Par ailleurs, de grandes figures ont récemment rejoint notre destinée commune : Magdalith (née Madeleine Lipszyc), qui redécouvrit les racines du chant grégorien à l’ombre des synagogues et put inspirer la liturgie des Frères et Sœurs de la Communauté Saint-Jean aussi bien que des Sœurs de la Solitude (Sœurs de Sion) ; et Minke de Vries, longtemps Prieure de Grandchamp, communauté-sœur de celle de Taizé, avec qui le Pasteur M. Cornuz mena une série d’entretiens peu convenus [4].
Dans le domaine très nourri des publications intéressant la vie consacrée, notre revue publie, de trois en trois mois, des recensions intégrées à l’ensemble des renseignements bibliographiques habituels ; il faut rappeler que ces compte rendus et tous les titres des ouvrages arrivant à notre rédaction figurent in extenso, dès la parution du numéro, sur notre site renouvelé (www.vies-consacrees.be) : une mine pour les chercheurs et autres amateurs des sentiers de traverse.
Dans cette chronique annuelle, nous avons retenu cette fois quelques livres emblématiques, sortes de vignettes illustrant les courants actuellement les plus visibles, dans le grand flot des éditions : l’histoire, les témoins, les saints fondateurs, les éclairages venus de Rome ou d’ailleurs sur les questions toujours ouvertes.
I. Chemins d’histoire
En ce qui regarde les travaux historiques, réjouissons-nous de voir la collection « Que sais-je ? » actualiser sa fameuse Histoire des ordres religieux [5] sous la plume de B. Hours, par ailleurs membre du Comité organisateur du prochain Colloque international sur « Les religieux et le Concile Vatican II », qui se tiendra à Rome du 12 au 14 novembre 2014. Les différences de plan, de composition, de contenu même, par rapport à son prédécesseur [6] montrent de manière impressionnante les acquis de la recherche, mais aussi l’appartenance des historiens aux idéologies de leur époque. Ici, le « monachisme féminin » s’offre dès le départ une place de choix ; le paradigme cénobitique bénédictin est réputé dominer d’abord tout le champ latin, avant de se contraposer au modèle érémitique chartreux, tandis que le modèle canonial fait face au modèle nouveau des ordres mendiants, en lien privilégié avec le monde urbain – les béguines apparaissant en rapports étroits avec ces mendiants qui les ont dynamisées et finiront souvent par les intégrer dans leurs tiers-ordres. On ne racontera pas la suite, sauf pour se réjouir de voir, d’un trait de plume, redimensionner totalement les études du P.R. Hostie [7] : « Par ailleurs, l’historiographie s’est trop facilement accommodée d’une représentation cyclique de l’histoire monastique qui répéterait immuablement le même enchaînement (naissance, essor, apogée, déclin), sans être attentive au fait que le modèle originel évolue et se transforme souvent au cours de son essor et de son apogée, et que le déclin peut correspondre aussi à une mutation » (86). Sans partager toutes les visions de ces pages, on voudrait saluer l’historien qui se risque à les énoncer. Il faut lire la suite, jusqu’au glossaire et à la bibliographie finale, pour comprendre combien ce tout petit livre peut être considéré comme grand.

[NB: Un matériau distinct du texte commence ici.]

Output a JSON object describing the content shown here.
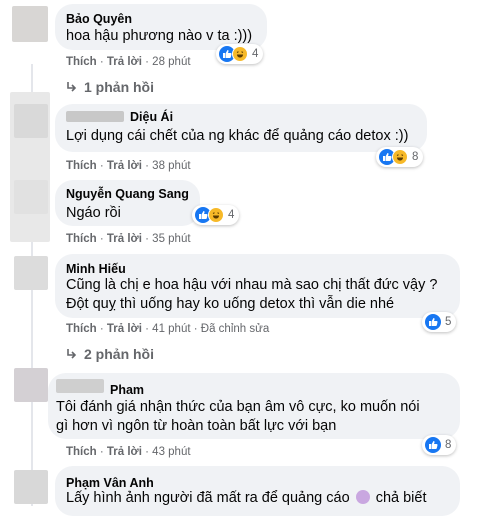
{
  "comments": [
    {
      "name": "Bảo Quyên",
      "text": "hoa hậu phương nào v ta :)))",
      "like": "Thích",
      "reply": "Trả lời",
      "time": "28 phút",
      "reactions": "4"
    },
    {
      "name": "Diệu Ái",
      "text": "Lợi dụng cái chết của ng khác để quảng cáo detox :))",
      "like": "Thích",
      "reply": "Trả lời",
      "time": "38 phút",
      "reactions": "8"
    },
    {
      "name": "Nguyễn Quang Sang",
      "text": "Ngáo rồi",
      "like": "Thích",
      "reply": "Trả lời",
      "time": "35 phút",
      "reactions": "4"
    },
    {
      "name": "Minh Hiếu",
      "text1": "Cũng là chị e hoa hậu với nhau mà sao chị thất đức vậy ?",
      "text2": "Đột quỵ thì uống hay ko uống detox thì vẫn die nhé",
      "like": "Thích",
      "reply": "Trả lời",
      "time": "41 phút",
      "edited": "Đã chỉnh sửa",
      "reactions": "5"
    },
    {
      "name": "Pham",
      "text1": "Tôi đánh giá nhận thức của bạn âm vô cực, ko muốn nói",
      "text2": "gì hơn vì ngôn từ hoàn toàn bất lực với bạn",
      "like": "Thích",
      "reply": "Trả lời",
      "time": "43 phút",
      "reactions": "8"
    },
    {
      "name": "Phạm Vân Anh",
      "text_a": "Lấy hình ảnh người đã mất ra để quảng cáo",
      "text_b": "chả biết"
    }
  ],
  "replies": [
    {
      "label": "1 phản hồi"
    },
    {
      "label": "2 phản hồi"
    }
  ],
  "separator": "·",
  "icons": {
    "like": "thumbs-up-icon",
    "haha": "laughing-face-icon",
    "reply_arrow": "reply-arrow-icon",
    "emoji": "girl-shrug-emoji"
  },
  "colors": {
    "bubble": "#f0f2f5",
    "meta": "#65676b",
    "like_blue": "#1877f2",
    "haha_yellow": "#f7b928"
  }
}
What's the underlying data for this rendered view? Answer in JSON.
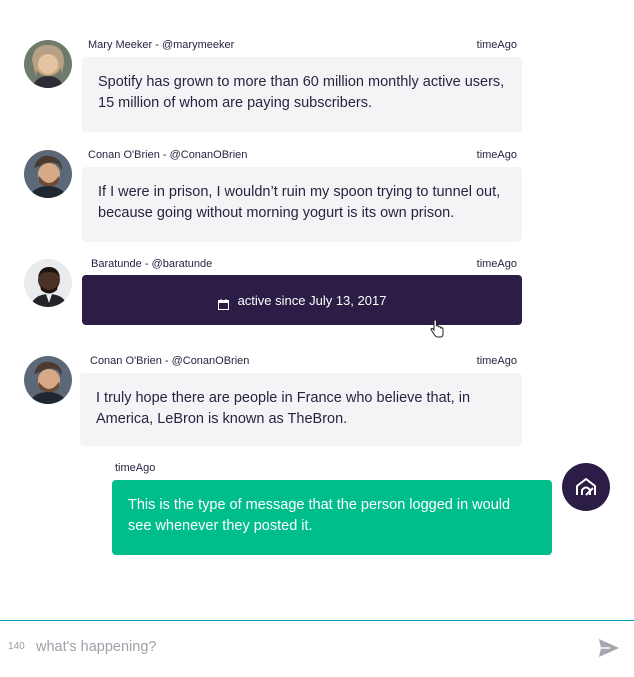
{
  "messages": [
    {
      "author": "Mary Meeker - @marymeeker",
      "time": "timeAgo",
      "text": "Spotify has grown to more than 60 million monthly active users, 15 million of whom are paying subscribers."
    },
    {
      "author": "Conan O'Brien - @ConanOBrien",
      "time": "timeAgo",
      "text": "If I were in prison, I wouldn’t ruin my spoon trying to tunnel out, because going without morning yogurt is its own prison."
    },
    {
      "author": "Baratunde - @baratunde",
      "time": "timeAgo",
      "text": "active since July 13, 2017",
      "icon": "calendar-icon"
    },
    {
      "author": "Conan O'Brien - @ConanOBrien",
      "time": "timeAgo",
      "text": "I truly hope there are people in France who believe that, in America, LeBron is known as TheBron."
    }
  ],
  "self_message": {
    "time": "timeAgo",
    "text": "This is the type of message that the person logged in would see whenever they posted it.",
    "avatar_icon": "home-logo-icon"
  },
  "composer": {
    "counter": "140",
    "placeholder": "what's happening?",
    "send_icon": "send-icon"
  },
  "colors": {
    "bubble_bg": "#f4f4f6",
    "dark_bubble_bg": "#2b1d45",
    "self_bubble_bg": "#00bd8c",
    "composer_border": "#00a0c0"
  }
}
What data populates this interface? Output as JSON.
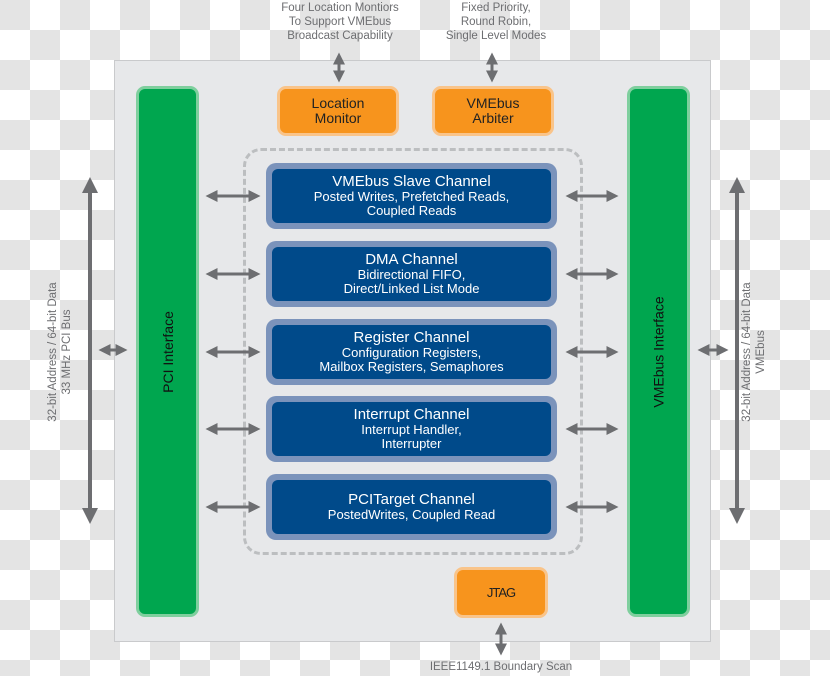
{
  "diagram": {
    "top_notes": {
      "location_monitor": [
        "Four Location Montiors",
        "To Support VMEbus",
        "Broadcast Capability"
      ],
      "arbiter": [
        "Fixed Priority,",
        "Round Robin,",
        "Single Level Modes"
      ]
    },
    "bottom_note": "IEEE1149.1 Boundary Scan",
    "left_bus_note": [
      "32-bit Address / 64-bit Data",
      "33 MHz PCI Bus"
    ],
    "right_bus_note": [
      "32-bit Address / 64-bit Data",
      "VMEbus"
    ],
    "left_interface": "PCI Interface",
    "right_interface": "VMEbus Interface",
    "orange_blocks": {
      "location_monitor": [
        "Location",
        "Monitor"
      ],
      "arbiter": [
        "VMEbus",
        "Arbiter"
      ],
      "jtag": "JTAG"
    },
    "channels": [
      {
        "title": "VMEbus Slave Channel",
        "lines": [
          "Posted Writes, Prefetched Reads,",
          "Coupled Reads"
        ]
      },
      {
        "title": "DMA Channel",
        "lines": [
          "Bidirectional FIFO,",
          "Direct/Linked List Mode"
        ]
      },
      {
        "title": "Register Channel",
        "lines": [
          "Configuration Registers,",
          "Mailbox Registers, Semaphores"
        ]
      },
      {
        "title": "Interrupt Channel",
        "lines": [
          "Interrupt Handler,",
          "Interrupter"
        ]
      },
      {
        "title": "PCITarget Channel",
        "lines": [
          "PostedWrites, Coupled Read"
        ]
      }
    ],
    "colors": {
      "interface_green": "#00a64f",
      "block_orange": "#f7941d",
      "channel_blue": "#004a8a",
      "channel_border": "#7b93bb",
      "arrow_grey": "#6d6e71"
    }
  }
}
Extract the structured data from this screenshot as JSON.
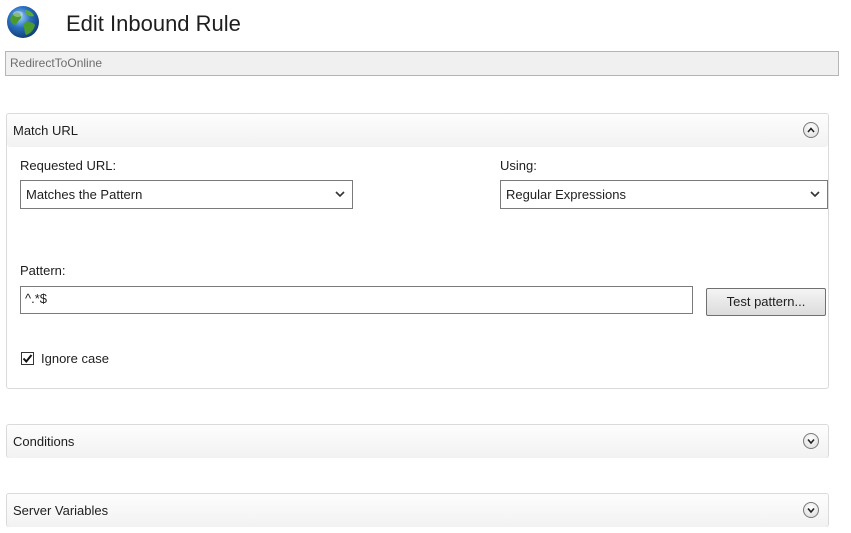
{
  "header": {
    "title": "Edit Inbound Rule",
    "rule_name": "RedirectToOnline",
    "icon": "globe-icon"
  },
  "match_url": {
    "title": "Match URL",
    "expanded": true,
    "requested_url_label": "Requested URL:",
    "requested_url_value": "Matches the Pattern",
    "using_label": "Using:",
    "using_value": "Regular Expressions",
    "pattern_label": "Pattern:",
    "pattern_value": "^.*$",
    "test_button": "Test pattern...",
    "ignore_case_label": "Ignore case",
    "ignore_case_checked": true
  },
  "conditions": {
    "title": "Conditions",
    "expanded": false
  },
  "server_variables": {
    "title": "Server Variables",
    "expanded": false
  },
  "colors": {
    "section_border": "#dadada",
    "field_border": "#7a7a7a",
    "globe_blue": "#2a6fc0",
    "globe_green": "#4a9a2e"
  }
}
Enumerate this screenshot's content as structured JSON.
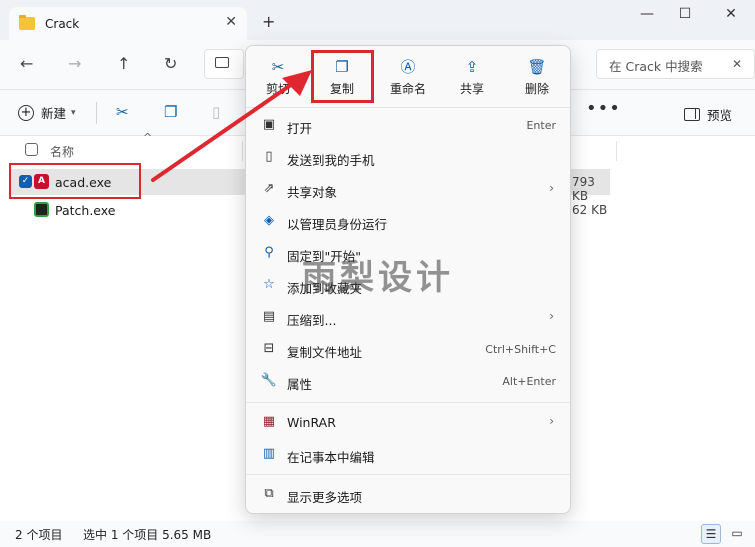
{
  "window": {
    "tab_title": "Crack",
    "tab_close": "✕",
    "new_tab": "+",
    "minimize": "—",
    "maximize": "☐",
    "close": "✕"
  },
  "nav": {
    "back": "←",
    "forward": "→",
    "up": "↑",
    "refresh": "↻",
    "search_placeholder": "在 Crack 中搜索",
    "search_clear": "✕"
  },
  "toolbar": {
    "new_label": "新建",
    "more": "•••",
    "preview_label": "预览"
  },
  "columns": {
    "name": "名称"
  },
  "files": [
    {
      "name": "acad.exe",
      "size": "793 KB",
      "selected": true,
      "icon": "autocad-app-icon"
    },
    {
      "name": "Patch.exe",
      "size": "62 KB",
      "selected": false,
      "icon": "patch-app-icon"
    }
  ],
  "status": {
    "item_count": "2 个项目",
    "selection": "选中 1 个项目  5.65 MB"
  },
  "context_menu": {
    "quick_actions": [
      {
        "label": "剪切",
        "icon": "scissors-icon"
      },
      {
        "label": "复制",
        "icon": "copy-icon"
      },
      {
        "label": "重命名",
        "icon": "rename-icon"
      },
      {
        "label": "共享",
        "icon": "share-icon"
      },
      {
        "label": "删除",
        "icon": "trash-icon"
      }
    ],
    "items": [
      {
        "label": "打开",
        "shortcut": "Enter"
      },
      {
        "label": "发送到我的手机"
      },
      {
        "label": "共享对象",
        "submenu": true
      },
      {
        "label": "以管理员身份运行"
      },
      {
        "label": "固定到\"开始\""
      },
      {
        "label": "添加到收藏夹"
      },
      {
        "label": "压缩到...",
        "submenu": true
      },
      {
        "label": "复制文件地址",
        "shortcut": "Ctrl+Shift+C"
      },
      {
        "label": "属性",
        "shortcut": "Alt+Enter"
      },
      {
        "label": "WinRAR",
        "submenu": true
      },
      {
        "label": "在记事本中编辑"
      },
      {
        "label": "显示更多选项"
      }
    ]
  },
  "watermark": "雨梨设计",
  "colors": {
    "accent": "#0e5fae",
    "annotation_red": "#d9282f",
    "selection": "#e5e5e5"
  }
}
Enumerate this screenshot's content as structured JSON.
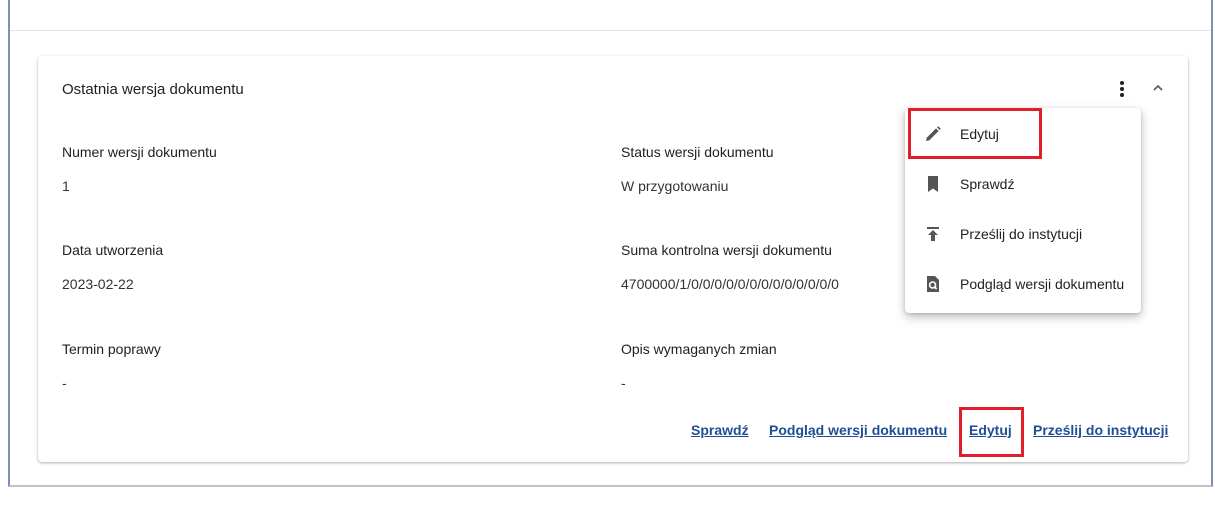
{
  "card": {
    "title": "Ostatnia wersja dokumentu",
    "fields": [
      {
        "label": "Numer wersji dokumentu",
        "value": "1"
      },
      {
        "label": "Status wersji dokumentu",
        "value": "W przygotowaniu"
      },
      {
        "label": "Data utworzenia",
        "value": "2023-02-22"
      },
      {
        "label": "Suma kontrolna wersji dokumentu",
        "value": "4700000/1/0/0/0/0/0/0/0/0/0/0/0/0/0"
      },
      {
        "label": "Termin poprawy",
        "value": "-"
      },
      {
        "label": "Opis wymaganych zmian",
        "value": "-"
      }
    ],
    "actions": {
      "check": "Sprawdź",
      "preview": "Podgląd wersji dokumentu",
      "edit": "Edytuj",
      "send": "Prześlij do instytucji"
    }
  },
  "menu": {
    "items": [
      {
        "label": "Edytuj",
        "icon": "pencil-icon"
      },
      {
        "label": "Sprawdź",
        "icon": "bookmark-icon"
      },
      {
        "label": "Prześlij do instytucji",
        "icon": "upload-icon"
      },
      {
        "label": "Podgląd wersji dokumentu",
        "icon": "document-search-icon"
      }
    ]
  },
  "colors": {
    "link": "#1f4e97",
    "highlight": "#e01f2a",
    "frame": "#7f8fb8"
  }
}
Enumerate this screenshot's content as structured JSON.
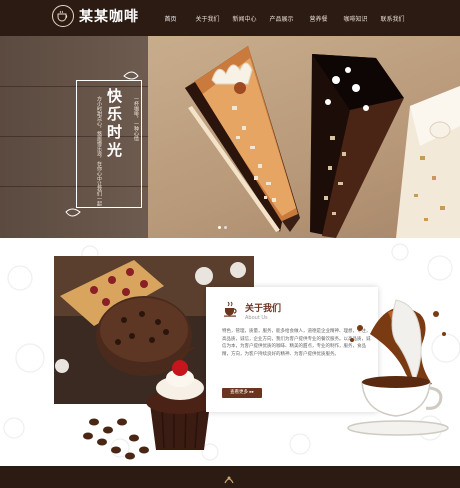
{
  "header": {
    "brand": "某某咖啡",
    "logo_icon": "coffee-cup-icon"
  },
  "nav": {
    "items": [
      {
        "label": "首页",
        "active": true
      },
      {
        "label": "关于我们"
      },
      {
        "label": "新闻中心"
      },
      {
        "label": "产品展示"
      },
      {
        "label": "营养餐"
      },
      {
        "label": "咖啡知识"
      },
      {
        "label": "联系我们"
      }
    ]
  },
  "banner": {
    "title": "快乐时光",
    "text_left": "方小时甜点心，悠居慢乐浪，在你心中让我们一起",
    "text_right": "一杯咖啡，一种心情"
  },
  "about": {
    "title": "关于我们",
    "subtitle": "About Us",
    "body": "特色，管理，质量，服务，能多给会做人，道德是企业精神、理想，专注，高品质，诚信，企业方向，我们为客户提供专业的餐饮服务。以高品质，诚信为本，为客户提供优质的咖啡、精美的甜点，专业的制作，服务，食品精，方向，为客户持续良好的精神、为客户提供优质服务。",
    "button": "查看更多 ▸▸"
  },
  "colors": {
    "header_bg": "#2c1b13",
    "accent": "#6b3320"
  }
}
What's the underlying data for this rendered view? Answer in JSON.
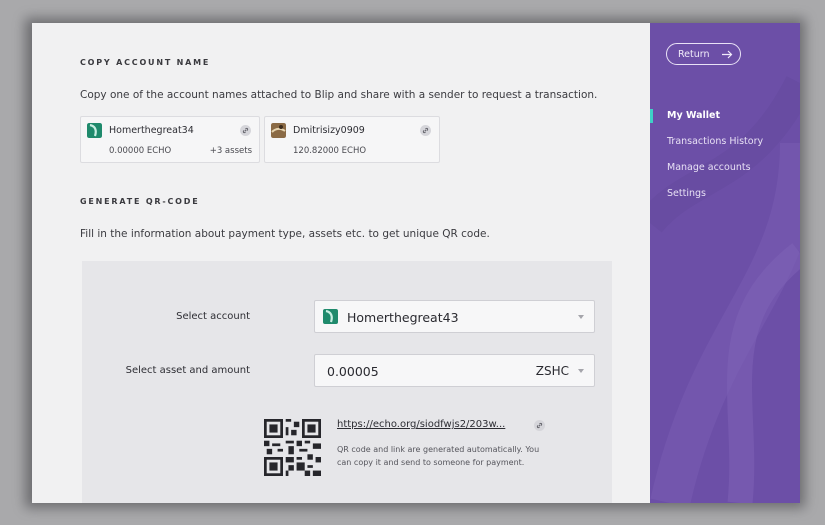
{
  "copy_section": {
    "title": "COPY ACCOUNT NAME",
    "description": "Copy one of the account names attached to Blip and share with a sender to request a transaction.",
    "accounts": [
      {
        "name": "Homerthegreat34",
        "balance": "0.00000 ECHO",
        "extra": "+3 assets"
      },
      {
        "name": "Dmitrisizy0909",
        "balance": "120.82000 ECHO",
        "extra": ""
      }
    ]
  },
  "qr_section": {
    "title": "GENERATE QR-CODE",
    "description": "Fill in the information about payment type, assets etc. to get unique QR code.",
    "select_account_label": "Select account",
    "selected_account": "Homerthegreat43",
    "select_asset_label": "Select asset and amount",
    "amount": "0.00005",
    "asset": "ZSHC",
    "link": "https://echo.org/siodfwjs2/203w...",
    "note_line1": "QR code and link are generated automatically. You",
    "note_line2": "can copy it and send to someone for payment."
  },
  "sidebar": {
    "return_label": "Return",
    "nav": [
      "My Wallet",
      "Transactions History",
      "Manage accounts",
      "Settings"
    ],
    "active": "My Wallet"
  },
  "colors": {
    "sidebar": "#6c4fa7",
    "active_indicator": "#3ed1c7",
    "avatar_green": "#1f8a6c"
  }
}
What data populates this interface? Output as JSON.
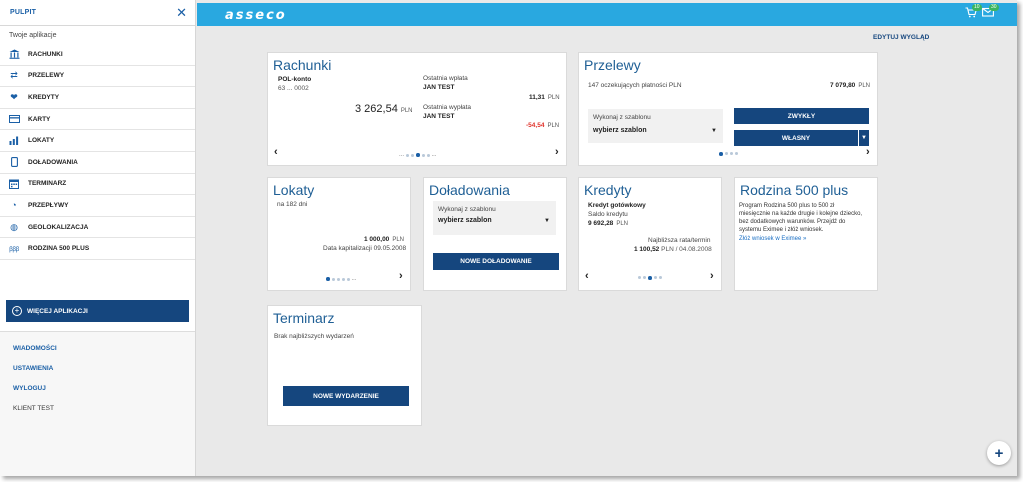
{
  "sidebar": {
    "title": "PULPIT",
    "subtitle": "Twoje aplikacje",
    "items": [
      {
        "label": "RACHUNKI",
        "icon": "bank-icon"
      },
      {
        "label": "PRZELEWY",
        "icon": "transfer-icon"
      },
      {
        "label": "KREDYTY",
        "icon": "handshake-icon"
      },
      {
        "label": "KARTY",
        "icon": "card-icon"
      },
      {
        "label": "LOKATY",
        "icon": "chart-icon"
      },
      {
        "label": "DOŁADOWANIA",
        "icon": "phone-icon"
      },
      {
        "label": "TERMINARZ",
        "icon": "calendar-icon"
      },
      {
        "label": "PRZEPŁYWY",
        "icon": "cashflow-icon"
      },
      {
        "label": "GEOLOKALIZACJA",
        "icon": "globe-icon"
      },
      {
        "label": "RODZINA 500 PLUS",
        "icon": "family-icon"
      }
    ],
    "more_label": "WIĘCEJ APLIKACJI",
    "links": [
      "WIADOMOŚCI",
      "USTAWIENIA",
      "WYLOGUJ"
    ],
    "user": "KLIENT TEST"
  },
  "topbar": {
    "logo": "asseco",
    "cart_badge": "10",
    "mail_badge": "30"
  },
  "edit_view": "EDYTUJ WYGLĄD",
  "rachunki": {
    "title": "Rachunki",
    "account_name": "POL-konto",
    "account_number": "63 ... 0002",
    "balance": "3 262,54",
    "currency": "PLN",
    "last_in_label": "Ostatnia wpłata",
    "last_in_name": "JAN TEST",
    "last_in_amount": "11,31",
    "last_out_label": "Ostatnia wypłata",
    "last_out_name": "JAN TEST",
    "last_out_amount": "-54,54",
    "ellipsis_left": "...",
    "ellipsis_right": "..."
  },
  "przelewy": {
    "title": "Przelewy",
    "pending": "147 oczekujących płatności PLN",
    "pending_amount": "7 079,80",
    "currency": "PLN",
    "template_label": "Wykonaj z szablonu",
    "template_value": "wybierz szablon",
    "btn_regular": "ZWYKŁY",
    "btn_own": "WŁASNY"
  },
  "lokaty": {
    "title": "Lokaty",
    "period": "na 182 dni",
    "amount": "1 000,00",
    "currency": "PLN",
    "cap_date": "Data kapitalizacji 09.05.2008",
    "ellipsis": "..."
  },
  "doladowania": {
    "title": "Doładowania",
    "template_label": "Wykonaj z szablonu",
    "template_value": "wybierz szablon",
    "btn_new": "NOWE DOŁADOWANIE"
  },
  "kredyty": {
    "title": "Kredyty",
    "name": "Kredyt gotówkowy",
    "balance_label": "Saldo kredytu",
    "balance": "9 692,28",
    "currency": "PLN",
    "next_label": "Najbliższa rata/termin",
    "next_amount": "1 100,52",
    "next_date": "PLN / 04.08.2008"
  },
  "rodzina": {
    "title": "Rodzina 500 plus",
    "line1": "Program Rodzina 500 plus to 500 zł",
    "line2": "miesięcznie na każde drugie i kolejne dziecko,",
    "line3": "bez dodatkowych warunków. Przejdź do",
    "line4": "systemu Eximee i złóż wniosek.",
    "link": "Złóż wniosek w Eximee »"
  },
  "terminarz": {
    "title": "Terminarz",
    "empty": "Brak najbliższych wydarzeń",
    "btn_new": "NOWE WYDARZENIE"
  }
}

Dans un domaine plus restreint, mais tout aussi passionnant, les Actes de la XIIe journée d’études du CEHRM (Centre d’Études d’Histoire Religieuse Méridionale) rapportent, sous la direction de Chantal de Saint Priest d’Urgel, ce qu’il en fut et en demeure, dans le midi de la France, des confraternités ou confréries laïques, du XIe siècle à nos jours [8]. Toute une constellation se déploie, avec la Vie de sainte Douce-line (1214-1274), le tableau de la Vierge de miséricorde peint par Pietro di Domenico au début du XVe siècle, le mobilier des chapelles de confréries de Pénitents dans le Briançonnais, la Congrégation séculière du Sacré-Cœur d’Apt (1736-1815), la Confrérie des Pénitents Gris (dits Bourras) d’Aix-en-Provence, les chapelles de Pénitents réhabilitées dans l’ancien diocèse de Carpentras… Ces confréries de Pénitents ont ouvert « la voie que l’assistance publique laïcisée va emprunter et développer par la suite » (107), et certaines « reprennent leurs anciennes charges, à savoir accompagner les défunts au cimetière et plus encore, à cause du manque de prêtres, à présider entièrement les obsèques » (86). De nombreuses photos accompagnent ce voyage entre passé et présent qui met dans une perspective renouvelée la question de l’engagement, communautaire par nature, des laïcs chrétiens dans la vie et la mission de l’Église aujourd’hui.
II. Fondateurs et figures
Allons maintenant vers les initiateurs, saint Basile en premier lieu. Présenter les 203 Questions ascétiques de l’évêque de Césarée, avec les Lettres 1, 2 et 14, les Règles morales 1 à 22 et des textes sur la Prière [9], aller de sa confession de foi (ca 372) à la prière eucharistique marquée de son empreinte, c’était, pour le Père E. Baudry (et les traducteurs), scander le contenu de l’ouvrage en trois mouvements : l’« invention » par Basile d’un genre de vie en fraternités selon l’Évangile ; le Petit Recueil Ascétique lui-même (publié ici pour la première fois en français) ; un choix de textes sur la prière, au cœur de l’expérience ascétique basilienne. L’ouvrage se recommande évidemment par son objet (il dépend d’une rédaction basilienne plus ancienne que le texte grec habituel), mais aussi, par la pédagogie partout en œuvre dans sa présentation (bibliographie choisie, nombreux encarts ou photos sur l’homme, l’œuvre, le site, le cénobitisme basilien…) et par la fin, où l’on trouve un index scripturaire, un précieux glossaire établi à partir des mots grecs et une table de concordance avec les textes basiliens connexes. On notera en particulier un essai de répartition des inclassables questions 16 à 203 en plusieurs « vagues » : sur les principes de la vie commune (Q 16-63), sur sa pratique (Q 64-100), sur le travail et la prière (Q 101-113), sur la manière dont les frères se situent entre eux (Q 114-116). Un traité dont on ne peut souligner assez l’influence sur la vie religieuse de notre temps.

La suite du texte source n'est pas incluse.